One day of my stay in Munich was spent at a somber historic landmark nearby - the concentration camp at Dachau. Today, it is a museum of the inconceivable horrors that went on there. At the entrance is a wrought iron gate with the words, "Arbeit macht frei" - work makes you free - shaped in iron into it. Two of the barracks that housed the prisoners have been rebuilt. The others are only indicated by the row after row of the concrete foundations that remain. The gas showers and the crematorium remain chillingly as they were right beside each other. The main administration building, which also housed the kitchen and washroom, is the principal exhibit area. It is hard to walk through the displays of such barbarous inhumanity. I learned that the concentration camp was built in 1933 as a prison initially for the political opponents of the Nazis.
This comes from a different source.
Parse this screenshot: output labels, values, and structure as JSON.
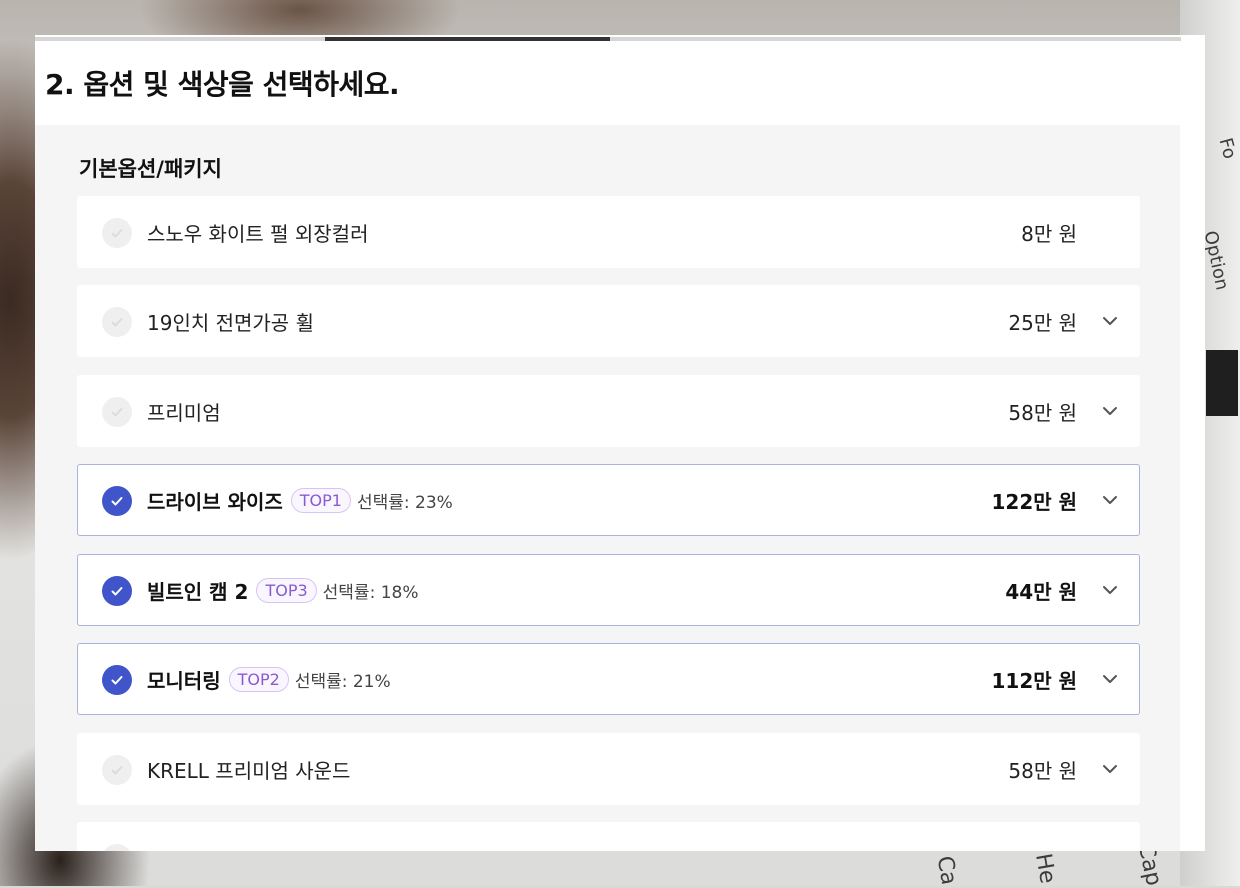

Then the gypsies were rounded up, followed by the homosexuals, then the religious leaders. It was after "kristallnacht," - the night of the anti-Jewish rampage in November 1938 - that the Jews began to be brought to Dachau. It was a sobering reminder that injustice against any isolated minority, no matter how distant and unrelated, becomes a menace to me. In the climate of terrorist anxiety today, we must be mindful that the threat to the civil liberties of Arab Americans also becomes an assault on me. It is, as well, a threat to the fundamental ideals of America. As I viewed the exhibit at Dachau, I understood profoundly why we Americans celebrate Asian Pacific American heritage in the month of May and observe the heritage of other groups throughout the year. We are all connected. Out of the dark lessons of history, I hope we can forge a brighter tomorrow.